Maria Ressa on how social media can destabilize democracy and journalism


Social media platforms have assumed the role of news distribution sources, but have largely rejected the affiliated gatekeeper role of fact-checking the content they allow on their sites. This abdication has led to the rise of fake news, disinformation and propaganda. 

In this episode of Big Tech, co-hosts David Skok and Taylor Owen spoke with journalist and Rappler founder Maria Ressa, just days before her conviction in a high-profile cyber-libel case against her, as well as her colleague Reynaldo Santos Jr. and Rappler Inc. as a whole. On Monday, June 15, the Manila Regional Trial Court Branch 46 ruled that Ressa and Santos Jr. were liable, but that Rappler as a company was not. 

This case is viewed in the larger context as an attack on journalistic freedoms protected under the Filipino Constitution.
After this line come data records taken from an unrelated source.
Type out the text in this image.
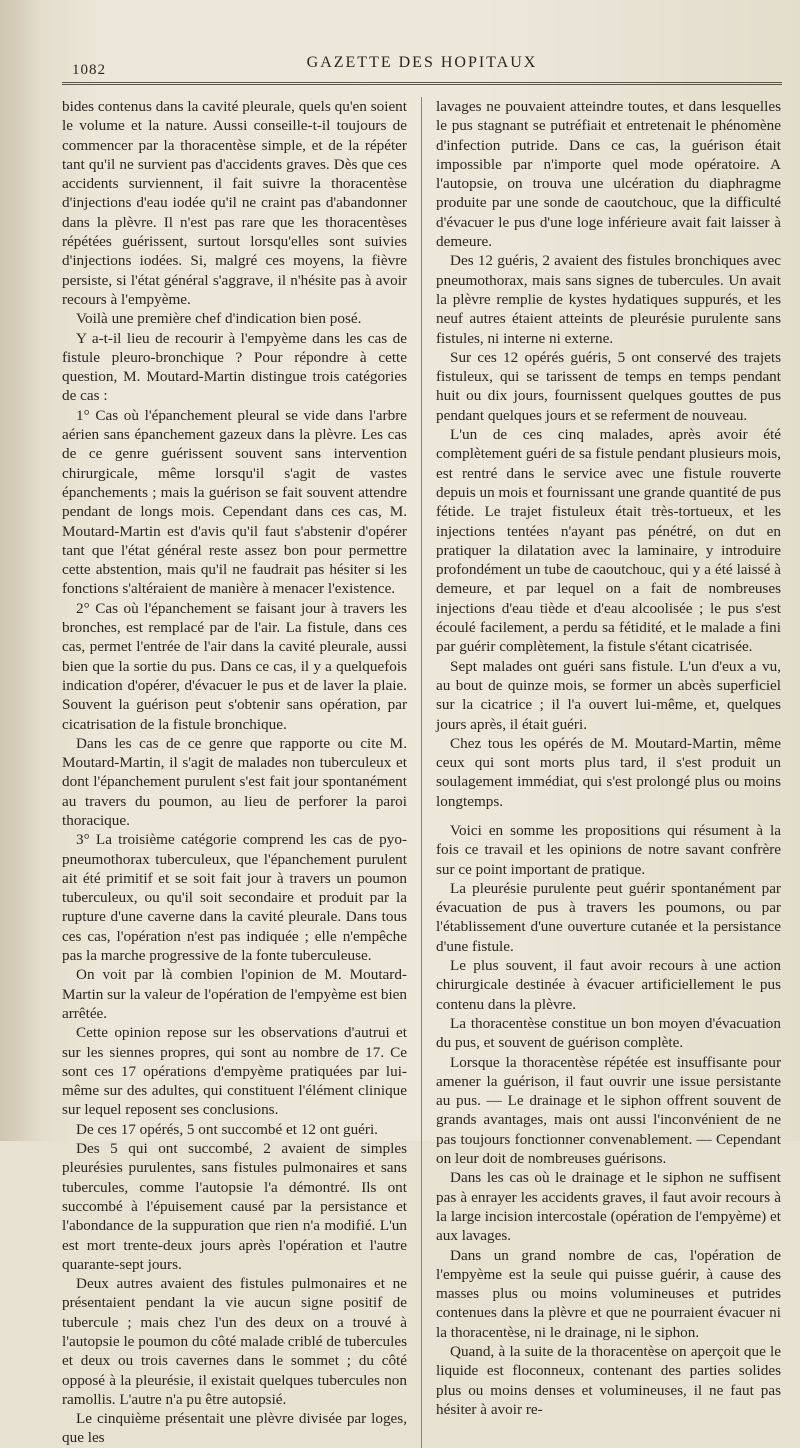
1082	GAZETTE DES HOPITAUX

bides contenus dans la cavité pleurale, quels qu'en soient le volume et la nature. Aussi conseille-t-il toujours de commencer par la thoracentèse simple, et de la répéter tant qu'il ne survient pas d'accidents graves. Dès que ces accidents surviennent, il fait suivre la thoracentèse d'injections d'eau iodée qu'il ne craint pas d'abandonner dans la plèvre. Il n'est pas rare que les thoracentèses répétées guérissent, surtout lorsqu'elles sont suivies d'injections iodées. Si, malgré ces moyens, la fièvre persiste, si l'état général s'aggrave, il n'hésite pas à avoir recours à l'empyème.

Voilà une première chef d'indication bien posé.

Y a-t-il lieu de recourir à l'empyème dans les cas de fistule pleuro-bronchique ? Pour répondre à cette question, M. Moutard-Martin distingue trois catégories de cas :

1° Cas où l'épanchement pleural se vide dans l'arbre aérien sans épanchement gazeux dans la plèvre. Les cas de ce genre guérissent souvent sans intervention chirurgicale, même lorsqu'il s'agit de vastes épanchements ; mais la guérison se fait souvent attendre pendant de longs mois. Cependant dans ces cas, M. Moutard-Martin est d'avis qu'il faut s'abstenir d'opérer tant que l'état général reste assez bon pour permettre cette abstention, mais qu'il ne faudrait pas hésiter si les fonctions s'altéraient de manière à menacer l'existence.

2° Cas où l'épanchement se faisant jour à travers les bronches, est remplacé par de l'air. La fistule, dans ces cas, permet l'entrée de l'air dans la cavité pleurale, aussi bien que la sortie du pus. Dans ce cas, il y a quelquefois indication d'opérer, d'évacuer le pus et de laver la plaie. Souvent la guérison peut s'obtenir sans opération, par cicatrisation de la fistule bronchique.

Dans les cas de ce genre que rapporte ou cite M. Moutard-Martin, il s'agit de malades non tuberculeux et dont l'épanchement purulent s'est fait jour spontanément au travers du poumon, au lieu de perforer la paroi thoracique.

3° La troisième catégorie comprend les cas de pyo-pneumothorax tuberculeux, que l'épanchement purulent ait été primitif et se soit fait jour à travers un poumon tuberculeux, ou qu'il soit secondaire et produit par la rupture d'une caverne dans la cavité pleurale. Dans tous ces cas, l'opération n'est pas indiquée ; elle n'empêche pas la marche progressive de la fonte tuberculeuse.

On voit par là combien l'opinion de M. Moutard-Martin sur la valeur de l'opération de l'empyème est bien arrêtée.

Cette opinion repose sur les observations d'autrui et sur les siennes propres, qui sont au nombre de 17. Ce sont ces 17 opérations d'empyème pratiquées par lui-même sur des adultes, qui constituent l'élément clinique sur lequel reposent ses conclusions.

De ces 17 opérés, 5 ont succombé et 12 ont guéri.

Des 5 qui ont succombé, 2 avaient de simples pleurésies purulentes, sans fistules pulmonaires et sans tubercules, comme l'autopsie l'a démontré. Ils ont succombé à l'épuisement causé par la persistance et l'abondance de la suppuration que rien n'a modifié. L'un est mort trente-deux jours après l'opération et l'autre quarante-sept jours.

Deux autres avaient des fistules pulmonaires et ne présentaient pendant la vie aucun signe positif de tubercule ; mais chez l'un des deux on a trouvé à l'autopsie le poumon du côté malade criblé de tubercules et deux ou trois cavernes dans le sommet ; du côté opposé à la pleurésie, il existait quelques tubercules non ramollis. L'autre n'a pu être autopsié.

Le cinquième présentait une plèvre divisée par loges, que les

lavages ne pouvaient atteindre toutes, et dans lesquelles le pus stagnant se putréfiait et entretenait le phénomène d'infection putride. Dans ce cas, la guérison était impossible par n'importe quel mode opératoire. A l'autopsie, on trouva une ulcération du diaphragme produite par une sonde de caoutchouc, que la difficulté d'évacuer le pus d'une loge inférieure avait fait laisser à demeure.

Des 12 guéris, 2 avaient des fistules bronchiques avec pneumothorax, mais sans signes de tubercules. Un avait la plèvre remplie de kystes hydatiques suppurés, et les neuf autres étaient atteints de pleurésie purulente sans fistules, ni interne ni externe.

Sur ces 12 opérés guéris, 5 ont conservé des trajets fistuleux, qui se tarissent de temps en temps pendant huit ou dix jours, fournissent quelques gouttes de pus pendant quelques jours et se referment de nouveau.

L'un de ces cinq malades, après avoir été complètement guéri de sa fistule pendant plusieurs mois, est rentré dans le service avec une fistule rouverte depuis un mois et fournissant une grande quantité de pus fétide. Le trajet fistuleux était très-tortueux, et les injections tentées n'ayant pas pénétré, on dut en pratiquer la dilatation avec la laminaire, y introduire profondément un tube de caoutchouc, qui y a été laissé à demeure, et par lequel on a fait de nombreuses injections d'eau tiède et d'eau alcoolisée ; le pus s'est écoulé facilement, a perdu sa fétidité, et le malade a fini par guérir complètement, la fistule s'étant cicatrisée.

Sept malades ont guéri sans fistule. L'un d'eux a vu, au bout de quinze mois, se former un abcès superficiel sur la cicatrice ; il l'a ouvert lui-même, et, quelques jours après, il était guéri.

Chez tous les opérés de M. Moutard-Martin, même ceux qui sont morts plus tard, il s'est produit un soulagement immédiat, qui s'est prolongé plus ou moins longtemps.

Voici en somme les propositions qui résument à la fois ce travail et les opinions de notre savant confrère sur ce point important de pratique.

La pleurésie purulente peut guérir spontanément par évacuation de pus à travers les poumons, ou par l'établissement d'une ouverture cutanée et la persistance d'une fistule.

Le plus souvent, il faut avoir recours à une action chirurgicale destinée à évacuer artificiellement le pus contenu dans la plèvre.

La thoracentèse constitue un bon moyen d'évacuation du pus, et souvent de guérison complète.

Lorsque la thoracentèse répétée est insuffisante pour amener la guérison, il faut ouvrir une issue persistante au pus. — Le drainage et le siphon offrent souvent de grands avantages, mais ont aussi l'inconvénient de ne pas toujours fonctionner convenablement. — Cependant on leur doit de nombreuses guérisons.

Dans les cas où le drainage et le siphon ne suffisent pas à enrayer les accidents graves, il faut avoir recours à la large incision intercostale (opération de l'empyème) et aux lavages.

Dans un grand nombre de cas, l'opération de l'empyème est la seule qui puisse guérir, à cause des masses plus ou moins volumineuses et putrides contenues dans la plèvre et que ne pourraient évacuer ni la thoracentèse, ni le drainage, ni le siphon.

Quand, à la suite de la thoracentèse on aperçoit que le liquide est floconneux, contenant des parties solides plus ou moins denses et volumineuses, il ne faut pas hésiter à avoir re-
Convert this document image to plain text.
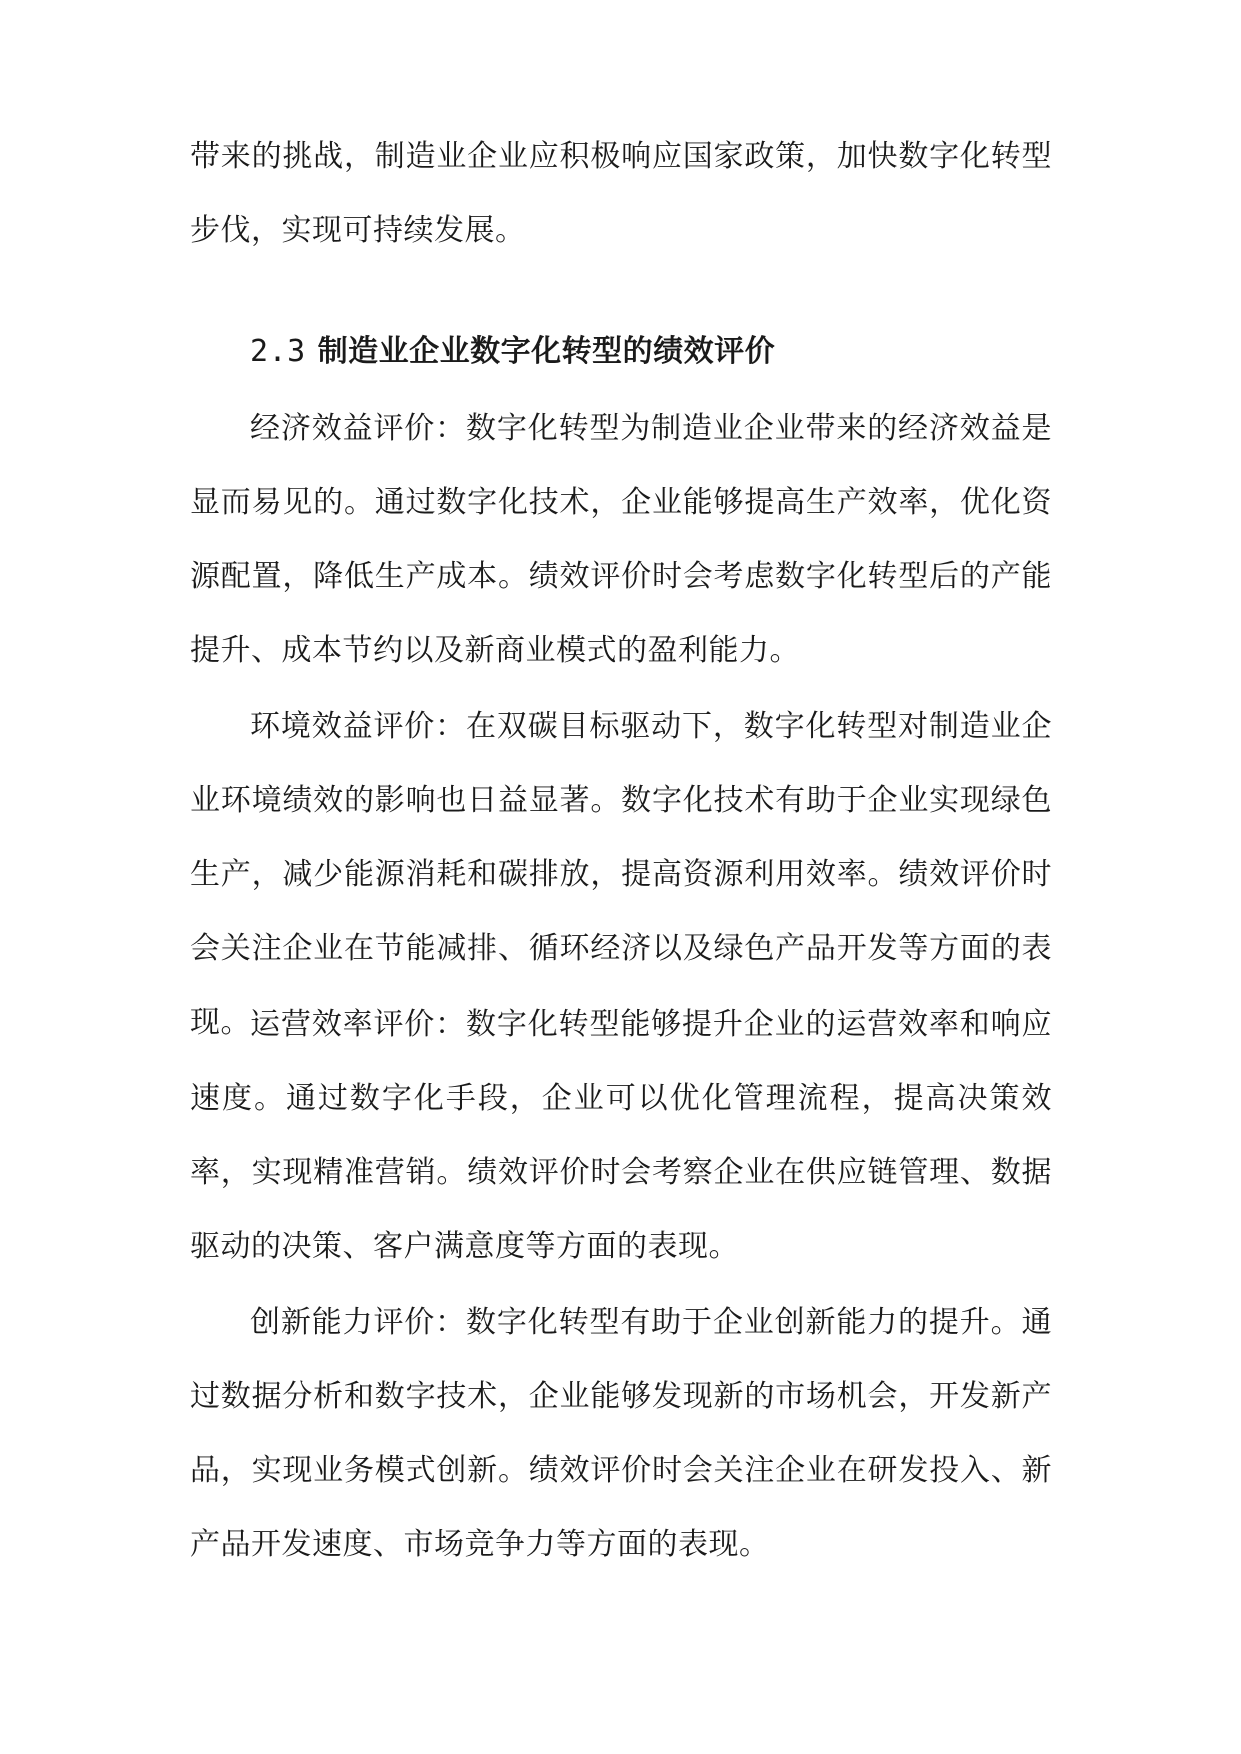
带来的挑战，制造业企业应积极响应国家政策，加快数字化转型步伐，实现可持续发展。

2.3 制造业企业数字化转型的绩效评价

经济效益评价：数字化转型为制造业企业带来的经济效益是显而易见的。通过数字化技术，企业能够提高生产效率，优化资源配置，降低生产成本。绩效评价时会考虑数字化转型后的产能提升、成本节约以及新商业模式的盈利能力。

环境效益评价：在双碳目标驱动下，数字化转型对制造业企业环境绩效的影响也日益显著。数字化技术有助于企业实现绿色生产，减少能源消耗和碳排放，提高资源利用效率。绩效评价时会关注企业在节能减排、循环经济以及绿色产品开发等方面的表现。 运营效率评价：数字化转型能够提升企业的运营效率和响应速度。通过数字化手段，企业可以优化管理流程，提高决策效率，实现精准营销。绩效评价时会考察企业在供应链管理、数据驱动的决策、客户满意度等方面的表现。

创新能力评价：数字化转型有助于企业创新能力的提升。通过数据分析和数字技术，企业能够发现新的市场机会，开发新产品，实现业务模式创新。绩效评价时会关注企业在研发投入、新产品开发速度、市场竞争力等方面的表现。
Ressa has repeatedly come under fire by the Duterte government for calling out what she sees as illiberal-leaning and propaganda. Facebook was a key component of President Rodrigo Duterte’s election in 2016. Ressa explained, “On Facebook, a lie told a million times becomes a fact.” The disinformation that spreads on social media platforms is having real-world impacts on how citizens view democratic institutions. “If you debate the facts, you can’t have integrity of markets. You can’t have integrity of elections….This is democracy’s death by a thousand cuts,” said Ressa.